Membership provides an opportunity for education about the nature, purpose, and responsibilities of the church.
An essential part of the church’s mission involves biblical instruction (“teaching them to observe all that I have commanded you”). When a person becomes a church member, he may be required to attend a class with the leadership of the church. This is an excellent opportunity for the church to teach its members more about the Body of Christ and their own local church, what it believes, where it stands, and in what ministries members can participate.

Membership provides accountability for those involved in the church’s ministries.
A church may limit opportunities to serve in many positions to members as a way for the leadership to exercise biblical discernment and spiritual care over the flock which God has entrusted to them. Apart from membership, there is no guarantee that an adherent will abide by the ministry guidelines and standard—certainly he has in no way obligated himself to the church! By allowing only members to be part of the teaching ministry, for example, the leadership establishes accountability for what is being taught.

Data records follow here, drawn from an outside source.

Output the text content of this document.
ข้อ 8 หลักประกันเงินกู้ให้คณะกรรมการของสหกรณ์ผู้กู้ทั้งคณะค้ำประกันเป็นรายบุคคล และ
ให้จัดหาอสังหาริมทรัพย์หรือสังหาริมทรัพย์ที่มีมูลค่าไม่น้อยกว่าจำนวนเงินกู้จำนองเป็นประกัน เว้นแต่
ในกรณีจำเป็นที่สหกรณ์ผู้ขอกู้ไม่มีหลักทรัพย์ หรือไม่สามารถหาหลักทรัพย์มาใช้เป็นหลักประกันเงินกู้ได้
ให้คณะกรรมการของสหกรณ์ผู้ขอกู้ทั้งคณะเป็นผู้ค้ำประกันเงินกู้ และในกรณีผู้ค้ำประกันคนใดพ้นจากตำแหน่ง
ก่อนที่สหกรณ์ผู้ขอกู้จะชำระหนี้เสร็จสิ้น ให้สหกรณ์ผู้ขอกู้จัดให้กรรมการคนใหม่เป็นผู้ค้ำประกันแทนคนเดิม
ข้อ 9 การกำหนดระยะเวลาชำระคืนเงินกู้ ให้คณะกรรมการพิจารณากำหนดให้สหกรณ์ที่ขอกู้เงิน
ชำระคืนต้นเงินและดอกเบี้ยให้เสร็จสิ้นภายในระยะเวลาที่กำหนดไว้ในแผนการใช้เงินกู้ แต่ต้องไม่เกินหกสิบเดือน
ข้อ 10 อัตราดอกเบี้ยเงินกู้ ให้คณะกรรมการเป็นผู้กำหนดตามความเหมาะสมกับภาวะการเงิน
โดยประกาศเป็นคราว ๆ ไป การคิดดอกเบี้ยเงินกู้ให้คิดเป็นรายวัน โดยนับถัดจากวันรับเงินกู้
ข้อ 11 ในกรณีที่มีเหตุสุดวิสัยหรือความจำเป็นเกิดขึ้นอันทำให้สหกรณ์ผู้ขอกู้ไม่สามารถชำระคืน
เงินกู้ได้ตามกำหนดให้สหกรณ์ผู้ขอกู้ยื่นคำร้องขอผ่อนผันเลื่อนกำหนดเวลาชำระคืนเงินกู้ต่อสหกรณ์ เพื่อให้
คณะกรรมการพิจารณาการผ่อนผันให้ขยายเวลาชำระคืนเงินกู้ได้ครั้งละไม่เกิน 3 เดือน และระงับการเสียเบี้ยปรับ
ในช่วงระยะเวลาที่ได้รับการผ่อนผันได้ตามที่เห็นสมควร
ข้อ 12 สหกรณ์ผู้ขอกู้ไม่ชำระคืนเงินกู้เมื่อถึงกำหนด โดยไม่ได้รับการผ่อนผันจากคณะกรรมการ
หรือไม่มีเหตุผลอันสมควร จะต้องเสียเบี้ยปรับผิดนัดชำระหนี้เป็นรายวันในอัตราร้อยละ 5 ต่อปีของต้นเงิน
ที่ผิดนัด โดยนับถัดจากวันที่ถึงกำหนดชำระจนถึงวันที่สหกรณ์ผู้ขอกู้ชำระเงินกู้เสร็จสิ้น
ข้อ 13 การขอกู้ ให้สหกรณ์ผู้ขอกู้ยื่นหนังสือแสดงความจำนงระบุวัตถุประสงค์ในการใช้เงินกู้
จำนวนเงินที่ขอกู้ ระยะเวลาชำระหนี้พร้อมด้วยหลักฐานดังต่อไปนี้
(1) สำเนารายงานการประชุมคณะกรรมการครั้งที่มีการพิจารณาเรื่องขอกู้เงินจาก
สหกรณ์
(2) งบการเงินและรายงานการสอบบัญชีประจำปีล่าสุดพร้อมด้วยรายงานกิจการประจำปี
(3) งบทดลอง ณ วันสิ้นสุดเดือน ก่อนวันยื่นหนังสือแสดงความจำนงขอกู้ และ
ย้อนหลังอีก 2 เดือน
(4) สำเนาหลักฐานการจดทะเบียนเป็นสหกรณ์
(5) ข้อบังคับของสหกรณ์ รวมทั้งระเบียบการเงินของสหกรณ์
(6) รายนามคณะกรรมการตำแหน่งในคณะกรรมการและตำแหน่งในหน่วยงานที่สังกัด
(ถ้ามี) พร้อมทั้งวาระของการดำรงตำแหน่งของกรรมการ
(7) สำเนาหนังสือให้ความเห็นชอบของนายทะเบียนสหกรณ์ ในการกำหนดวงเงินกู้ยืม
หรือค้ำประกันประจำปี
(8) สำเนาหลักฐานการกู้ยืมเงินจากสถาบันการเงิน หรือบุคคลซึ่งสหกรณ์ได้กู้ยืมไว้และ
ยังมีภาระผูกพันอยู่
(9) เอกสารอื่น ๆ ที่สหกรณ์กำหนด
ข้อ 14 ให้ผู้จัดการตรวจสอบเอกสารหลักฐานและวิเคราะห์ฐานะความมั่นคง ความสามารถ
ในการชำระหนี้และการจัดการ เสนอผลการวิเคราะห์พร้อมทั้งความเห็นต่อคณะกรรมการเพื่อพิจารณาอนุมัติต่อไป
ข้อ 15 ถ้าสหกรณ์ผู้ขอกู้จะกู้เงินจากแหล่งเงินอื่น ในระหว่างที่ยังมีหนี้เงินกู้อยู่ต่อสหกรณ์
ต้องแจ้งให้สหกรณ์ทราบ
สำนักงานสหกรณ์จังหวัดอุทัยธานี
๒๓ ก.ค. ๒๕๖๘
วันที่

As a member, there is a clear responsibility to the leadership of the church for that area of ministry. This is a safeguard for the church.

The Importance of Membership to an Individual Christian
While it seems clear that official membership is advantageous to the local church, what advantages does it offer to the individual believer? Several clear New Testament commands simply cannot be obeyed outside of a local assembly of believers.

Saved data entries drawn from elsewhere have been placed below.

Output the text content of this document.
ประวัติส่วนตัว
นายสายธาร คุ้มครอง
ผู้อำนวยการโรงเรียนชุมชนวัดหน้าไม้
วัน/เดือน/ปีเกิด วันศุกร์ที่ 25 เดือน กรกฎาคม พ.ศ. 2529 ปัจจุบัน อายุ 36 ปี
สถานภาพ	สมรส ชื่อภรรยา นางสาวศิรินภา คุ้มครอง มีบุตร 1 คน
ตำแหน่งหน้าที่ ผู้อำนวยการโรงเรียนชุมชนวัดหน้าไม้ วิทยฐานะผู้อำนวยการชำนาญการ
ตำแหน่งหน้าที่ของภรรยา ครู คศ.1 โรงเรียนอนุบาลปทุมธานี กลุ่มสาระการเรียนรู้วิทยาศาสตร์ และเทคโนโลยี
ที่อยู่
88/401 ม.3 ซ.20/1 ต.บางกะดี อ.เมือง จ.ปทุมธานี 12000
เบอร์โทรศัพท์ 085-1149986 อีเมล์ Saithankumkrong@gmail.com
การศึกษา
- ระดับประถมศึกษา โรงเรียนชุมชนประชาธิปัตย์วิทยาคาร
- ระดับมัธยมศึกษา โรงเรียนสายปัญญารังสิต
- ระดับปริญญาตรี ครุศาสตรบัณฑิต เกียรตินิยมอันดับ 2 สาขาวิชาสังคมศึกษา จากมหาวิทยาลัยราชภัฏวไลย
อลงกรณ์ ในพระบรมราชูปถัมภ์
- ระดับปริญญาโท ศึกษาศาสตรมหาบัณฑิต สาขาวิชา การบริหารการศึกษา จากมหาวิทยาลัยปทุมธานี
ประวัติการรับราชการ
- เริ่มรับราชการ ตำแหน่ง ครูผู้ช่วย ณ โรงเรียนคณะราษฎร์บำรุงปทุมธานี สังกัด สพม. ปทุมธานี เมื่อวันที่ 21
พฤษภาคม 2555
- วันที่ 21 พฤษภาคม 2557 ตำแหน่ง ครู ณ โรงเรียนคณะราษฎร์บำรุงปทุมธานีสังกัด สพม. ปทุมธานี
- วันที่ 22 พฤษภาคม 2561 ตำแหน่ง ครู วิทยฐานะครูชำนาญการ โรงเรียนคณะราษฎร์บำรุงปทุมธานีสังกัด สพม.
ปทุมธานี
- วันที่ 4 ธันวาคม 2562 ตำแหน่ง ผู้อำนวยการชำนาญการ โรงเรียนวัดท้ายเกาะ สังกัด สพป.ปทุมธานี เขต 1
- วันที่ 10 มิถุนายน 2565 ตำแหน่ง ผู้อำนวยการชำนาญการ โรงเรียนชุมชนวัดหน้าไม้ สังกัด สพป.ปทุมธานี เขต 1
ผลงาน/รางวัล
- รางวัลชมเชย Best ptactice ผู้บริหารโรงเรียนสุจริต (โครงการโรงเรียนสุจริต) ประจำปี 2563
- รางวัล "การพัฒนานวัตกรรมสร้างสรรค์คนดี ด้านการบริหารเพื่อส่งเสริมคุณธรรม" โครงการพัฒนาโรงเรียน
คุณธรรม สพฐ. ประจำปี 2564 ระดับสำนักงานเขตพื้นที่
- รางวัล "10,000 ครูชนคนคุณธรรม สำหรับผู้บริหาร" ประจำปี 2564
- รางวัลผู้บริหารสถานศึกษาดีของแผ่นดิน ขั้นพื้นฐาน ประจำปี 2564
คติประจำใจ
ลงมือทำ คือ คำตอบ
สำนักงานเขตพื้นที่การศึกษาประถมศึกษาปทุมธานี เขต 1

Membership makes mutual ministry possible.
Believers are to be committed to “one another.” The New Testament is full of “one another” commands—instructions given to believers about the obligation they have toward other believers. These commands are not primarily intended to refer to our activity toward the “universal church” or whenever we meet another Christian. The command to “love one another” (Rom 13:8) means much more than simply letting a car with a fish bumper sticker into traffic! Rather, these biblical commands are especially directed to believers in a community, local fellowship, or assembly to exercise toward each other.

Membership provides a forum for a believer to display his love for God and His children.
Every Christian should be a member of a local church. Becoming a member of a local church certainly does not make you a Christian, and in fact, temporary circumstances might hinder someone from being a member of a church. However, the God-given desire for fellowship with believers, the need for edification and accountability, and the desire to love the Body of Christ as God himself does argues strongly for official identification with a local church. One of the evidences of regeneration is a love for other believers (1 John 3:23–24). Committing to an assembly of believers is a fitting first step to demonstrating that we understand God’s love for us and a love that is willing to “lay down our lives for the brothers” (1 John 3:16).

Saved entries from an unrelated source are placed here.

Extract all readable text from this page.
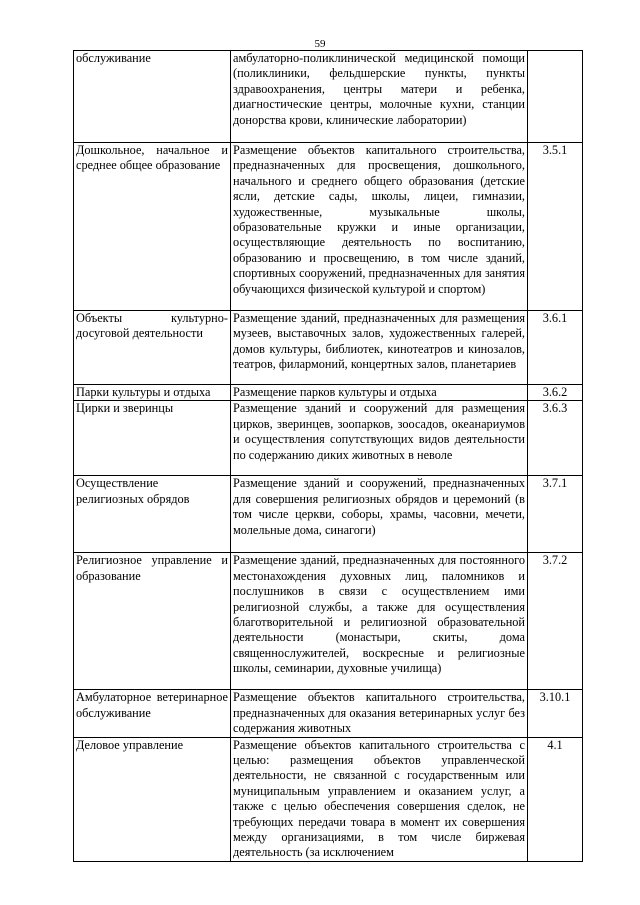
59
обслуживание	амбулаторно-поликлинической медицинской помощи (поликлиники, фельдшерские пункты, пункты здравоохранения, центры матери и ребенка, диагностические центры, молочные кухни, станции донорства крови, клинические лаборатории)	

Дошкольное, начальное и среднее общее образование	Размещение объектов капитального строительства, предназначенных для просвещения, дошкольного, начального и среднего общего образования (детские ясли, детские сады, школы, лицеи, гимназии, художественные, музыкальные школы, образовательные кружки и иные организации, осуществляющие деятельность по воспитанию, образованию и просвещению, в том числе зданий, спортивных сооружений, предназначенных для занятия обучающихся физической культурой и спортом)	3.5.1

Объекты культурно-досуговой деятельности	Размещение зданий, предназначенных для размещения музеев, выставочных залов, художественных галерей, домов культуры, библиотек, кинотеатров и кинозалов, театров, филармоний, концертных залов, планетариев	3.6.1

Парки культуры и отдыха	Размещение парков культуры и отдыха	3.6.2

Цирки и зверинцы	Размещение зданий и сооружений для размещения цирков, зверинцев, зоопарков, зоосадов, океанариумов и осуществления сопутствующих видов деятельности по содержанию диких животных в неволе	3.6.3

Осуществление религиозных обрядов	Размещение зданий и сооружений, предназначенных для совершения религиозных обрядов и церемоний (в том числе церкви, соборы, храмы, часовни, мечети, молельные дома, синагоги)	3.7.1

Религиозное управление и образование	Размещение зданий, предназначенных для постоянного местонахождения духовных лиц, паломников и послушников в связи с осуществлением ими религиозной службы, а также для осуществления благотворительной и религиозной образовательной деятельности (монастыри, скиты, дома священнослужителей, воскресные и религиозные школы, семинарии, духовные училища)	3.7.2

Амбулаторное ветеринарное обслуживание	Размещение объектов капитального строительства, предназначенных для оказания ветеринарных услуг без содержания животных	3.10.1

Деловое управление	Размещение объектов капитального строительства с целью: размещения объектов управленческой деятельности, не связанной с государственным или муниципальным управлением и оказанием услуг, а также с целью обеспечения совершения сделок, не требующих передачи товара в момент их совершения между организациями, в том числе биржевая деятельность (за исключением	4.1
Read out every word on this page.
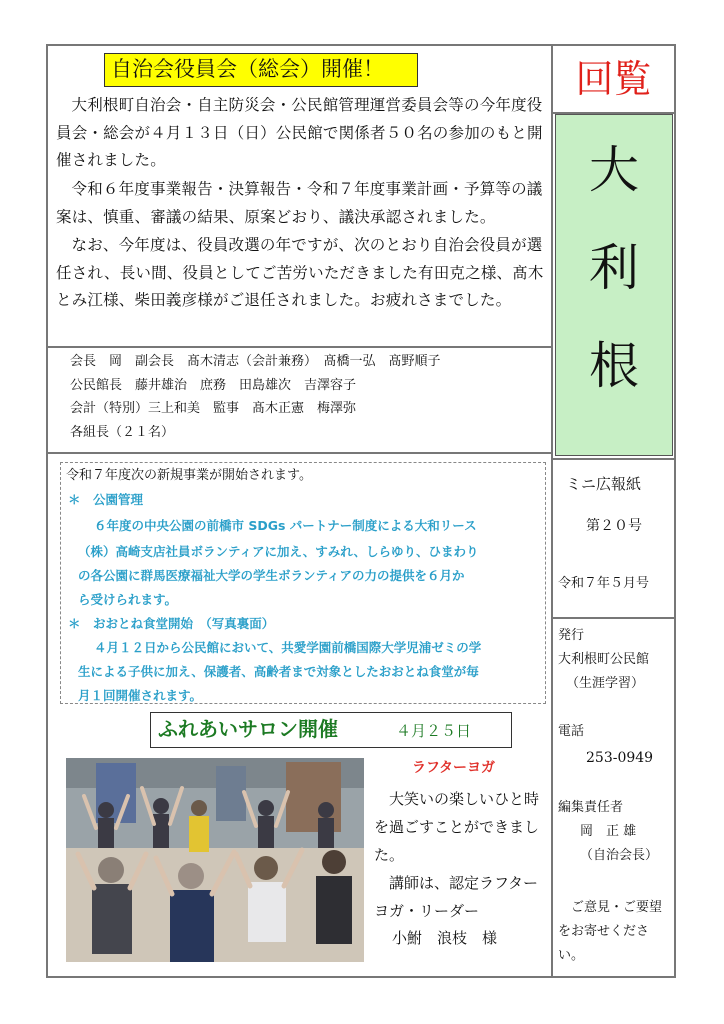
自治会役員会（総会）開催！

大利根町自治会・自主防災会・公民館管理運営委員会等の今年度役員会・総会が４月１３日（日）公民館で関係者５０名の参加のもと開催されました。

令和６年度事業報告・決算報告・令和７年度事業計画・予算等の議案は、慎重、審議の結果、原案どおり、議決承認されました。

なお、今年度は、役員改選の年ですが、次のとおり自治会役員が選任され、長い間、役員としてご苦労いただきました有田克之様、髙木とみ江様、柴田義彦様がご退任されました。お疲れさまでした。

会長　岡　副会長　髙木清志（会計兼務）　髙橋一弘　髙野順子
公民館長　藤井雄治　庶務　田島雄次　吉澤容子
会計（特別）三上和美　監事　髙木正憲　梅澤弥
各組長（２１名）
令和７年度次の新規事業が開始されます。
＊　公園管理
６年度の中央公園の前橋市 SDGs パートナー制度による大和リース
（株）高崎支店社員ボランティアに加え、すみれ、しらゆり、ひまわり
の各公園に群馬医療福祉大学の学生ボランティアの力の提供を６月か
ら受けられます。
＊　おおとね食堂開始　（写真裏面）
４月１２日から公民館において、共愛学園前橋国際大学児浦ゼミの学
生による子供に加え、保護者、高齢者まで対象としたおおとね食堂が毎
月１回開催されます。
ふれあいサロン開催	４月２５日
ラフターヨガ

大笑いの楽しいひと時を過ごすことができました。

講師は、認定ラフターヨガ・リーダー

小鮒　浪枝　様
回覧
大
利
根
ミニ広報紙
第２０号
令和７年５月号
発行
大利根町公民館
（生涯学習）
電話
253-0949
編集責任者
岡　正 雄
（自治会長）
ご意見・ご要望をお寄せください。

Membership makes it possible to submit to biblical authority.
As Christians, we are commanded by the Bible to obey those who have authority over us “in the Lord” (1 Thess 5:12-13; Heb 13:17). These commands assume that we have leaders over us. If someone never formally joins any church, he could just leave if he didn’t like the leadership (and many people do just that!). In such a case, one would never be able to obey this biblical command.

Membership often carries other privileges and access to church services.
Membership in a local church carries with it both privileges and responsibilities. Not only does membership open the door to minister in the assembly, it also provides opportunities to be ministered to by other members. Some services the church offers such as counseling or financial aid may be restricted to members. The greatest personal benefit of membership is loving accountability. By joining a church, one may receive the benefits of the “one another” commands discussed above. As a recognized member of the body, others can effectively minister to you.

The big question then is not “Why should I join a church” but “Why would a believer not want to be a member of a God-honoring, Christ-exalting local church?”